Rifle scopes are provided with crosshairs or other reticle designs to provide an indication of an aiming point, where a bullet is expected to impact. Because bullets follow the path of an arc, the point of impact varies based on distance. Therefore, rifle scopes are normally equipped with adjustment knobs to shift optical components within the rifle scope to compensate for bullet drop. If a target distance is known, a knob adjustment is made based upon the predicted trajectory of the bullet. For a given type of ammunition, and elevation adjustment knob may be marked with distance markings to indicate to the shooter the proper setting for targeted a given distance. This is referred to as a “bullet drop compensator” (BDC).
A rifle scope elevation knob will typically have a detent mechanism that provides the shooter with tactile feedback of the number of “clicks” by which the knob has been rotated. Each click is a selected incremental angle of adjustment, and the clicks are all of the same value. Without a bullet drop compensator, a shooter must memorize or carry information indicating the number of clicks of adjustment required for a given distance.

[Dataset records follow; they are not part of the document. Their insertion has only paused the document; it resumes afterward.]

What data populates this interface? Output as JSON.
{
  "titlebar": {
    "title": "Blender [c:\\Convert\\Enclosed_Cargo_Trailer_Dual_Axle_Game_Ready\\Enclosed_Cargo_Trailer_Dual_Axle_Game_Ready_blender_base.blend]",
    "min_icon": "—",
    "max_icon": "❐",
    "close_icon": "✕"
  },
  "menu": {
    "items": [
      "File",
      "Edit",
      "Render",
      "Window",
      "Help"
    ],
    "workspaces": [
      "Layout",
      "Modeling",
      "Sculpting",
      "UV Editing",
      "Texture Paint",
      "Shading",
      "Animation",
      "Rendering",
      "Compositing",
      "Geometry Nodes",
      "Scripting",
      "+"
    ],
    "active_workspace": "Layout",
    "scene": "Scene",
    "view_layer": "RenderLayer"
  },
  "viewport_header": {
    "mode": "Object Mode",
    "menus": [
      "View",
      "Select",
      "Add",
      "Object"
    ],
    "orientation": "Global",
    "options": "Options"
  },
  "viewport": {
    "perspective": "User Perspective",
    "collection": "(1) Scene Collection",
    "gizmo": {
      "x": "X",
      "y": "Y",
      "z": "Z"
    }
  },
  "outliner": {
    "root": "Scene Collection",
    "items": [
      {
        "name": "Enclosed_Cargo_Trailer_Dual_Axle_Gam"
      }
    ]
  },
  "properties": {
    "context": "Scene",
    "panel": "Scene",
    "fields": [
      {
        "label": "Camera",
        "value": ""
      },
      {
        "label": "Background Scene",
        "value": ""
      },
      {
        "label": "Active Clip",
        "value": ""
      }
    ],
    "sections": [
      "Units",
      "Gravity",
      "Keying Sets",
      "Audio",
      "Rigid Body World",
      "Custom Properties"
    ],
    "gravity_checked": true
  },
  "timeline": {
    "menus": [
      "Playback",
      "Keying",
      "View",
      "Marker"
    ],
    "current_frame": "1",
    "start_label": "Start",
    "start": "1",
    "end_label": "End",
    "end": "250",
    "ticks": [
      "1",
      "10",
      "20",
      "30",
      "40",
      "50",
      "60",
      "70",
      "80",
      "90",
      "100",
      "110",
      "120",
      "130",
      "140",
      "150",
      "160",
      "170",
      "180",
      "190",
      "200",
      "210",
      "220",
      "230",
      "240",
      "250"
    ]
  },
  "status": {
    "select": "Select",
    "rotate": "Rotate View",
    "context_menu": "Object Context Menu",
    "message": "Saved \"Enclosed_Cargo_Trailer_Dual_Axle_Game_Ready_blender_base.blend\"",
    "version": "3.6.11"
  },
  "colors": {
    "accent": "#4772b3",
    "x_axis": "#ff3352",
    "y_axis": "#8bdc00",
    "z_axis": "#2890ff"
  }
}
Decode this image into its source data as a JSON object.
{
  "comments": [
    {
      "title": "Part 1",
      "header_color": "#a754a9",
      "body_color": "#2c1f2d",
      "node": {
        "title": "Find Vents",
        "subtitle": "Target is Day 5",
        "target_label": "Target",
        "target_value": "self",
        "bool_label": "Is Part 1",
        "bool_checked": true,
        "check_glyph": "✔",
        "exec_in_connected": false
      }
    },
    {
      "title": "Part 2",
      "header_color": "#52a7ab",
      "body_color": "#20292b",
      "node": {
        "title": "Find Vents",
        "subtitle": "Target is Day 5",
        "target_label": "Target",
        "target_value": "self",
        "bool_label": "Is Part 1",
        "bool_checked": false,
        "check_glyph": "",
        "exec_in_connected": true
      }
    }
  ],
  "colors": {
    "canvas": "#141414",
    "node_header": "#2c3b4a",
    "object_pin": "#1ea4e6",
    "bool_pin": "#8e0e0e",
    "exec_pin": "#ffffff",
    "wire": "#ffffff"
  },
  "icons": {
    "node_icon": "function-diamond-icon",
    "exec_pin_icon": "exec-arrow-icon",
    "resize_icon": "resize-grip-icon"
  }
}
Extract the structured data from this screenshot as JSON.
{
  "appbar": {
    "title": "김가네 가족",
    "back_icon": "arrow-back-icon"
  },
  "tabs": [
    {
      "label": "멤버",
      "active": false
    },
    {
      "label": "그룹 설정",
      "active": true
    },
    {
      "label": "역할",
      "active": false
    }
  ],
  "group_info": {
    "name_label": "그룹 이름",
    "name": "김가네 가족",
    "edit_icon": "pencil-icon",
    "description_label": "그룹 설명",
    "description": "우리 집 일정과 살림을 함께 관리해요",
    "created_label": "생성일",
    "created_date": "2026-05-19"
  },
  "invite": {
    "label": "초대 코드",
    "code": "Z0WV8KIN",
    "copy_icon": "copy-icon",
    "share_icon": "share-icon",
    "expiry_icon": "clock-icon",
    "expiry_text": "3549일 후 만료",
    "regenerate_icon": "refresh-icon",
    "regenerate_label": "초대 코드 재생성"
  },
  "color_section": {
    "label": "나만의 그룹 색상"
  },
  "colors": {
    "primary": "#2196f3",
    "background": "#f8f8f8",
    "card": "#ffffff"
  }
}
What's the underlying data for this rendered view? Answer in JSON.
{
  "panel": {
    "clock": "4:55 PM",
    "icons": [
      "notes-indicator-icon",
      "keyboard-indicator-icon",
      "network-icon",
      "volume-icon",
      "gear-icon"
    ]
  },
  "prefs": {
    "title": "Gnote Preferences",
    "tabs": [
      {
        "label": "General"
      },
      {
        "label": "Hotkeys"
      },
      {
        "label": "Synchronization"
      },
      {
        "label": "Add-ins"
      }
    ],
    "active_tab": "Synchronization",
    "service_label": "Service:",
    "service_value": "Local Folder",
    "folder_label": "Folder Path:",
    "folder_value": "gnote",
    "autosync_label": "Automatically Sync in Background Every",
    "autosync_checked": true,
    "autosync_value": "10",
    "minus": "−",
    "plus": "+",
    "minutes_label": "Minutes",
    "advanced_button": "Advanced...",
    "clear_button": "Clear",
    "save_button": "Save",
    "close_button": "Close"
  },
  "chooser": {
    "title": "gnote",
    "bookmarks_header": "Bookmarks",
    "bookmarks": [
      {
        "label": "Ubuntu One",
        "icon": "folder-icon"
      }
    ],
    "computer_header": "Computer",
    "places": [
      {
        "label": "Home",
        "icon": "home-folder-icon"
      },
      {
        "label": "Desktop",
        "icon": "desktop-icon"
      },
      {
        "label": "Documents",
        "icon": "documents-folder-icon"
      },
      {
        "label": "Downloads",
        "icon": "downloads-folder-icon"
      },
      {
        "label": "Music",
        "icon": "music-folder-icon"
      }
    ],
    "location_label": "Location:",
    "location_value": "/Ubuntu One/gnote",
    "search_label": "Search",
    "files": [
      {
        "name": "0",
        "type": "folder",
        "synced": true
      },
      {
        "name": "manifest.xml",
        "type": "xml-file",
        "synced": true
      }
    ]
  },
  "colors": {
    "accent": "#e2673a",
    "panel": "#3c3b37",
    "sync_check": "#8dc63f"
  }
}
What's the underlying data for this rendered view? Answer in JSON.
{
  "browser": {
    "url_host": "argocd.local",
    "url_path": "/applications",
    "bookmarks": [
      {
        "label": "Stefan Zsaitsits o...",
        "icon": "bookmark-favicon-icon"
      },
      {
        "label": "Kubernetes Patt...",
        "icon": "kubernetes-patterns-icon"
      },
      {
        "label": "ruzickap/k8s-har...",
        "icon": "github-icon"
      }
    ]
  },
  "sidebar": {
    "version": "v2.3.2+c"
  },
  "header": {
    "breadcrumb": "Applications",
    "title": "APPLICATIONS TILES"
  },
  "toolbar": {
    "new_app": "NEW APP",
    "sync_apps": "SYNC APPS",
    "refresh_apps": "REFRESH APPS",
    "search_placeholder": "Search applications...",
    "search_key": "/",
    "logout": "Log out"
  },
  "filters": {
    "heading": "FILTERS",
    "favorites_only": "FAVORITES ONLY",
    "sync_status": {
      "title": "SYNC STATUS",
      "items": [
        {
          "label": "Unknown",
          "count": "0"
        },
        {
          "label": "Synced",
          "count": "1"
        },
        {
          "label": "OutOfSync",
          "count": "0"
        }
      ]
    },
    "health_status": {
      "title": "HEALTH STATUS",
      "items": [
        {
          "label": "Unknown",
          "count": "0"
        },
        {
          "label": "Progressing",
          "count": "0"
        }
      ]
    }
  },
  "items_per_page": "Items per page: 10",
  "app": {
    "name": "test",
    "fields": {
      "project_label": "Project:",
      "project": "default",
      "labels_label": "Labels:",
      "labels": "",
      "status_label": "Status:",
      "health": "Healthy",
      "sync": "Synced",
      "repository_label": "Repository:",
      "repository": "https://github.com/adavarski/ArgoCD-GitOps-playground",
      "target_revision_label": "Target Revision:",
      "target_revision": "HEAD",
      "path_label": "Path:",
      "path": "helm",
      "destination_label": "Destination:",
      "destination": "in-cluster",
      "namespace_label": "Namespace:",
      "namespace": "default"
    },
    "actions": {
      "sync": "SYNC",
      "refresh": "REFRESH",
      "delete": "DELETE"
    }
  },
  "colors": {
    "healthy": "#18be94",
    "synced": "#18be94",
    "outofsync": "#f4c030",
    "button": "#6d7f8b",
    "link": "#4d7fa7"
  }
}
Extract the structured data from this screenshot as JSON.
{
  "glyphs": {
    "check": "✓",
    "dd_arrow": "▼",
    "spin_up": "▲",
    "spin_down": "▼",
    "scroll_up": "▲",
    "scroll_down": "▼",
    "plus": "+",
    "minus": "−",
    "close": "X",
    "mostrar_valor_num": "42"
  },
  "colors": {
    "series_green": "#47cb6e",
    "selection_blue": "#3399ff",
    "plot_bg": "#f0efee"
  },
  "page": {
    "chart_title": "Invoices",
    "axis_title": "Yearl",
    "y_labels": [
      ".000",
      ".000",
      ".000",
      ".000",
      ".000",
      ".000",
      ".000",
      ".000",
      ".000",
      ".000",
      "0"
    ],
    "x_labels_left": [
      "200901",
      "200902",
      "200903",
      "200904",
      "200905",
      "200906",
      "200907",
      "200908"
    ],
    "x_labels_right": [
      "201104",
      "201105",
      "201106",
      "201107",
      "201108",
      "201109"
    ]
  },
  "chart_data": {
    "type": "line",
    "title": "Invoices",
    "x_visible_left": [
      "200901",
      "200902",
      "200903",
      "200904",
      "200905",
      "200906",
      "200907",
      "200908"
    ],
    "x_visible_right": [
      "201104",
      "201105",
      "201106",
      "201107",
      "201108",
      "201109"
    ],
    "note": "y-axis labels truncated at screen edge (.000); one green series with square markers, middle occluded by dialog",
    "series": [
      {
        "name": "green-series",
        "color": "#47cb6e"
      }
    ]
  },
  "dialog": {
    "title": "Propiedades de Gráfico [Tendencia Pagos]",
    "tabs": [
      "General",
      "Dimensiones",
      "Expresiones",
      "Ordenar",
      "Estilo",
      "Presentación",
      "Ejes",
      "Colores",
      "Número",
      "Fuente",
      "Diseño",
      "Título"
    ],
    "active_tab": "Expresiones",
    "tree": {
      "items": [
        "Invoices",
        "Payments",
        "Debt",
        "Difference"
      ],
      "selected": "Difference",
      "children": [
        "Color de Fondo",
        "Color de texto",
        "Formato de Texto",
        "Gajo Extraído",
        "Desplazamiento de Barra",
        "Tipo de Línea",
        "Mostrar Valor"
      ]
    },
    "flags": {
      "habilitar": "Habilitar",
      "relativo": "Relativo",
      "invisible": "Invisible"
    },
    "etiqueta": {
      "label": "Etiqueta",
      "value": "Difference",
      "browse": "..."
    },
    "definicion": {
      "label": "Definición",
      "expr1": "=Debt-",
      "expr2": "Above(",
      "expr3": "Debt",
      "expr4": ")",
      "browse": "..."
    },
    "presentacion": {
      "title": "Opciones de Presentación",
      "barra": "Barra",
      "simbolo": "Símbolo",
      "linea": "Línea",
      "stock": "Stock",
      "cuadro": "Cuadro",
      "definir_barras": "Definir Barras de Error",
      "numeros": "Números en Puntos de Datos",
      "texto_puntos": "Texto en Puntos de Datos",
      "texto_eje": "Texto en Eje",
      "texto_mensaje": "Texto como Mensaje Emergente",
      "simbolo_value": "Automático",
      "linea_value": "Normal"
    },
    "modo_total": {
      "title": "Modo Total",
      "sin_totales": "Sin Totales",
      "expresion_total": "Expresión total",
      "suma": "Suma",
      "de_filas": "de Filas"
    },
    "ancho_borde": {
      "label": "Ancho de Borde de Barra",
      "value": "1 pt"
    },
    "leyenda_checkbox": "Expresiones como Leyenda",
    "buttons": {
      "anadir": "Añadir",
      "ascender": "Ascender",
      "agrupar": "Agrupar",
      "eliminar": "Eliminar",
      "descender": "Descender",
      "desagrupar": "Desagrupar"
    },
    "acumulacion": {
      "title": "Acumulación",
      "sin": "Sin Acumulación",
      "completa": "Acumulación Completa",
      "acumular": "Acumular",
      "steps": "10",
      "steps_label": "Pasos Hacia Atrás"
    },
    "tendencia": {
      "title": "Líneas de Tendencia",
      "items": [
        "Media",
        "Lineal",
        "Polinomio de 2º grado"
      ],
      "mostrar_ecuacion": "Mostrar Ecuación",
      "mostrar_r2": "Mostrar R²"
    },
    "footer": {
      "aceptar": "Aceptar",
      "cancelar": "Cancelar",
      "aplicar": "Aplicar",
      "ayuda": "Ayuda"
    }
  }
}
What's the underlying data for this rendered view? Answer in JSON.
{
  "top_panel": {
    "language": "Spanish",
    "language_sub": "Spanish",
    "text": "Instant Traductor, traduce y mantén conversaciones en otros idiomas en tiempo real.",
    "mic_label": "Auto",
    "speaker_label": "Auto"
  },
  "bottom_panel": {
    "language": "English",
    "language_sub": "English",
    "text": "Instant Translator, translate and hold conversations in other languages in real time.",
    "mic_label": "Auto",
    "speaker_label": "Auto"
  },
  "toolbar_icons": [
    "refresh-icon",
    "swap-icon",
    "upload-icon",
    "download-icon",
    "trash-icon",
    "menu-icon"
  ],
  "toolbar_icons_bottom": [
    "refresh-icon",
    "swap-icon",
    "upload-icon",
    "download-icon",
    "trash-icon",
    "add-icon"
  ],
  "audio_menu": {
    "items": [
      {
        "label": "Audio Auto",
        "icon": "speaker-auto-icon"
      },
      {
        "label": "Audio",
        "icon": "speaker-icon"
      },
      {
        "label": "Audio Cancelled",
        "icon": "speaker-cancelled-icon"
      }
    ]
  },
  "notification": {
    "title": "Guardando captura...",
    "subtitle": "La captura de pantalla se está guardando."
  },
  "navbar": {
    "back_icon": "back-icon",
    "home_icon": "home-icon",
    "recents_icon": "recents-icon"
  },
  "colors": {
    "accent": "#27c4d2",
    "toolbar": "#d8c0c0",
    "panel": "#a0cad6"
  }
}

Even with a bullet drop compensator, in dark conditions the shooter must rely on the tactile perception of the number of clicks, because bullet drop compensator markings may not be visible.
An adjustment knob with more clicks per degree or minute of angle will provide finer control, which is especially useful at greater distances. A coarser detent arrangement will provide less precision, but makes it easier for the shooter to count the number of clicks. For a distant target requiring a substantial adjustment to compensate for significant bullet drop, the shooter may be required to accurately count dozens of clicks. This slows the adjustment process, and is prone to errors that can be critical. Such errors can accumulate as the shooter makes further adjustments, such as to engage different targets, or to fine tune shot placement based on initial results.
The present invention overcomes the limitations of the prior art by providing a rifle scope having a body with a number of optical elements. An adjustment knob is rotatably connected to the body and interacts with at least one of the optical elements to provide an image shift in response to rotation of the knob. A detent mechanism interacts with the knob, and has a number of detent positions. Many of the detent positions have a first detent force, and a selected subset the detent positions have a greater second force. The selected subset of detent positions may correspond to selected major distance intervals.